A divorce registry is exactly like a wedding registry minus the heart-shaped salt and pepper shakers and, well, the marriage. It’s a way to replenish all the things you gave to your ex when you separated and you are left starting over. Unless you and your ex-partner had been stockpiling for the inevitable zombie apocalypse, you may notice a shortage of household items to be divided evenly between you when you separate.
According to Brandie Weikle, founder of The New Family and an online support group called Positive Co-Parenting After Divorce, a divorce registry helps the newly separated in a very tangible and practical way. Often, people want to help out but just aren’t sure how to be supportive. A divorce registry allows people who might not otherwise be able to find the right words to say, “Here’s the blender you wanted from your registry so you can make those smoothies you like.”
Here are a few suggestions to get you started.
1. Picture frames
Surround yourself with family and friends. From as little as $5.99 per frame, you can grab a handful of frames and plaster your walls with photos of your nearest and dearest. This is less about creating a pristine gallery wall than it is about feeling the familiarity of loved ones’ goofy faces keeping you company in your new digs.
If chopping lettuce to reality TV isn’t your thing, consider registering for an audiobook subscription. Loaded with over 180,000 books to choose from, Audible lets you choose a new dinner date every night of the week. Not sure where to start? Try some of our favourite badass lady pal memoirs like Yes, Please (Amy Poehler) or Why Not Me? (Mindy Kaling). Alternatively, your local library may have a digital service too, free of charge.

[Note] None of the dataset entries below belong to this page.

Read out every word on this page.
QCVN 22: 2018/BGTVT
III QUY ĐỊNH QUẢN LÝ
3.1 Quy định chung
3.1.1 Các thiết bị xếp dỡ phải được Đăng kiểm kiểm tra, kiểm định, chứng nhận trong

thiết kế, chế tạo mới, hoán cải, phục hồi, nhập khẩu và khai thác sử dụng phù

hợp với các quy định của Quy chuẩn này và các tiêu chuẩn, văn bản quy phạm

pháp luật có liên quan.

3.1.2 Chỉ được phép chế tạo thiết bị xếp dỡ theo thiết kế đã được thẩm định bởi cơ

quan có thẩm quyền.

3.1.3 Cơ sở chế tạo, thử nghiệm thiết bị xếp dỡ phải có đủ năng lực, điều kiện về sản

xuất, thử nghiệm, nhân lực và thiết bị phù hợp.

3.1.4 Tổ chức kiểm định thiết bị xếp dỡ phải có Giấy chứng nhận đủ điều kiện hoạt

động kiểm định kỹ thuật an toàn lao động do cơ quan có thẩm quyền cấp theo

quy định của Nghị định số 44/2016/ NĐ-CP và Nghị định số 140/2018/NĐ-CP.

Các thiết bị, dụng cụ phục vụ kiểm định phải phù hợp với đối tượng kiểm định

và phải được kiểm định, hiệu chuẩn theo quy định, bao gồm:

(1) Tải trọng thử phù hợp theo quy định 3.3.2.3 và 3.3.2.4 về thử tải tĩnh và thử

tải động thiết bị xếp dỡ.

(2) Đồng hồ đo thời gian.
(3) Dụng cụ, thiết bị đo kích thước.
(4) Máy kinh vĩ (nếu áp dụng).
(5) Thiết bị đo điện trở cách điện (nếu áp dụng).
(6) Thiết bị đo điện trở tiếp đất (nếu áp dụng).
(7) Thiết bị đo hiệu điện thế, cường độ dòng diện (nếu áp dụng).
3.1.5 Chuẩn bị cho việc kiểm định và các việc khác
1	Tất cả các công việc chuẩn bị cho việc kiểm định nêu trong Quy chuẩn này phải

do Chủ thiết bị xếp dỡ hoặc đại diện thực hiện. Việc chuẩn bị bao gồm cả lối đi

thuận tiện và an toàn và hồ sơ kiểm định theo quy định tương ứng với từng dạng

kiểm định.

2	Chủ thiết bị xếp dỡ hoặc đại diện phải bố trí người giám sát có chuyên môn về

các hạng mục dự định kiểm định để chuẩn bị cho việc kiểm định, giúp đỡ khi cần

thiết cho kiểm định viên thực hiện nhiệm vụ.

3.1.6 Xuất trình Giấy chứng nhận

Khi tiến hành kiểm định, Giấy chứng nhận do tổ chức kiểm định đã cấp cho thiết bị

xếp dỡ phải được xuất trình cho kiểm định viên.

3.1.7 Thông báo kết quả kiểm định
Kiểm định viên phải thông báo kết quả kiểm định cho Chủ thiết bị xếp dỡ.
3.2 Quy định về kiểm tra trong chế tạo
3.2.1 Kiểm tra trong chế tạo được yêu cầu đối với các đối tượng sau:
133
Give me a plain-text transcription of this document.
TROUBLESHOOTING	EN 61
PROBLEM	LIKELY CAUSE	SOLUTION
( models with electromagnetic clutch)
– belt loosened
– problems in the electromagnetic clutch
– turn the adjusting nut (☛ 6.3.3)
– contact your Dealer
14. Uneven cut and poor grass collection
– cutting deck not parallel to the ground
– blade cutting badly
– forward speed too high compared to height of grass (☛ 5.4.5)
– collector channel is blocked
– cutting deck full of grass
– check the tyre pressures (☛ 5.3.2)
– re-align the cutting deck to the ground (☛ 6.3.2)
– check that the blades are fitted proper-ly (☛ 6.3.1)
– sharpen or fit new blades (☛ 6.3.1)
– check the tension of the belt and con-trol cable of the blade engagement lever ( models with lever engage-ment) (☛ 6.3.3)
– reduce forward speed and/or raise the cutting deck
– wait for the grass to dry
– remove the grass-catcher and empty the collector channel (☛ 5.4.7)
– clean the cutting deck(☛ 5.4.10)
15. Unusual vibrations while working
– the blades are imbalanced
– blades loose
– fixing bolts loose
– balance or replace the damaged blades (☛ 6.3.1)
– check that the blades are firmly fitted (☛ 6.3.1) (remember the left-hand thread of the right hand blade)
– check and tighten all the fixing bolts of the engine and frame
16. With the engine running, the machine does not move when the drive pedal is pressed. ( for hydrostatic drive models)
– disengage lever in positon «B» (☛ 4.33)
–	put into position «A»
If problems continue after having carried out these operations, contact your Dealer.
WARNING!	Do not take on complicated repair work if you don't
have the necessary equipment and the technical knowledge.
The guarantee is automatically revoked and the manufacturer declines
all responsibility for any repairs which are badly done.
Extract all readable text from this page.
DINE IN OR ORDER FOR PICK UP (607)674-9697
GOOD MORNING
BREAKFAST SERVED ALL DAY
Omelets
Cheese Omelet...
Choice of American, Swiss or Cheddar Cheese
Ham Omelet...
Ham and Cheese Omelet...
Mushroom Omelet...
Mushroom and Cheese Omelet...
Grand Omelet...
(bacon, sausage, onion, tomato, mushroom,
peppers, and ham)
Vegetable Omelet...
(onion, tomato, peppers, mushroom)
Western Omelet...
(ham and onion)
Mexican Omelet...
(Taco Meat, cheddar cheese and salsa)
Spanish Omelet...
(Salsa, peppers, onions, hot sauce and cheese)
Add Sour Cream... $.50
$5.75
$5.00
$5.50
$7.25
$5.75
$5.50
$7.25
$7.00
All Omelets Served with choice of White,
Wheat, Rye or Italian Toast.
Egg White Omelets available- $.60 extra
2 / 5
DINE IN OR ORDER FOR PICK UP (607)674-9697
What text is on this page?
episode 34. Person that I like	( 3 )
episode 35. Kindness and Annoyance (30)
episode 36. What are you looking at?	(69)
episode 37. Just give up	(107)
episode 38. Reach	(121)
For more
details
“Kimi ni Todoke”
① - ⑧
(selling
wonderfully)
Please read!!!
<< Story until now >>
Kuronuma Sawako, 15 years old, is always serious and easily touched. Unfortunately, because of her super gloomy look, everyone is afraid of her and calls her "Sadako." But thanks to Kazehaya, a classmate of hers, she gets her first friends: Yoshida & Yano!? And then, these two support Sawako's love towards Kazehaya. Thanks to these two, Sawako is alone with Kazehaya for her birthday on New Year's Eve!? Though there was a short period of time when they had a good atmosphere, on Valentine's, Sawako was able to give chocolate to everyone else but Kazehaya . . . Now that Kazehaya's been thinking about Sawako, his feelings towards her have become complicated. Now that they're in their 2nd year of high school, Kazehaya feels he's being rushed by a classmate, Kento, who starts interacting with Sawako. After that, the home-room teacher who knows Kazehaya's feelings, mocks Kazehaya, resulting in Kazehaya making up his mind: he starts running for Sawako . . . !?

3. Safety classes or a kit
Initially, living alone may make you feel vulnerable (there’s that dang zombie apocalypse to fret over). Combat that easily by getting yourself protected. Take a CPR course (ahem, they teach you how to save yourself if you are choking and alone), a fire extinguisher (they sell them in a stylish chrome finish so you have no excuse for stashing it uselessly in the back of a cupboard) and a First Aid kit.
4. Starter tool set
You are going to need to get those pictures up on the walls. There’s something very satisfying about lugging out a weighty tool kit and deliberating over which drill bit, no matter the size of the job or the fact that you could get the frames up with just a hammer and nails. Just picking up a drill will make you feel 80 per cent more like Furiosa (Mad Max) and optimistic about your survival skills. Basic starter tool kits are all you need — and yes, of course, you don’t have to buy the pink one unless you like pink anyway.
Brighten up your day with fresh flowers. There is something so invigorating about the scent and pleasing look of bright, beautiful flowers. Some shops let you sign up for regular deliveries, or you can check out local farmers markets for seasonal options.
6. A sex toy
If you are going to be spending more time alone, you may as well find ways to, um, enjoy yourself. There are many different types of devices you can use to pleasure yourself. Don’t be shy. Stores like Come As You Are are completely inclusive and friendly, and they can walk you through all their products based on your interests. In addition to just making you feel great, self-loving has a bunch of benefits, like giving you the confidence to better communicate with future partners about what you enjoy.
7. Healing stones
These inspiring pebbles are a reminder that you will survive the breakup. The emphasis is on hope and healing, and seeing daily encouragement like “Keep the wild in you,” “Let life surprise you” and “Dream the impossible” will remind you that you are going to survive and thrive.
8. Cosy pyjamas and blankets
Keep comfortable and carry on. There is very little that a soft blanket and perfect pair of pyjamas can’t cure. If you’ve relied on another body to keep you toasty and warm while lounging on the couch and binge-watching Homeland, you may want to double down and indulge in both.
Weikle acknowledges that society really reveres marriages, and with the end of that union comes a lot of shame and a big shift in identify. A registry helps mark the milestone as a new chapter worth acknowledging, not a shameful thing that’s difficult to talk about, Weikle explains. As for populating the registry, she suggests keeping it to the basics as this isn’t a cash grab.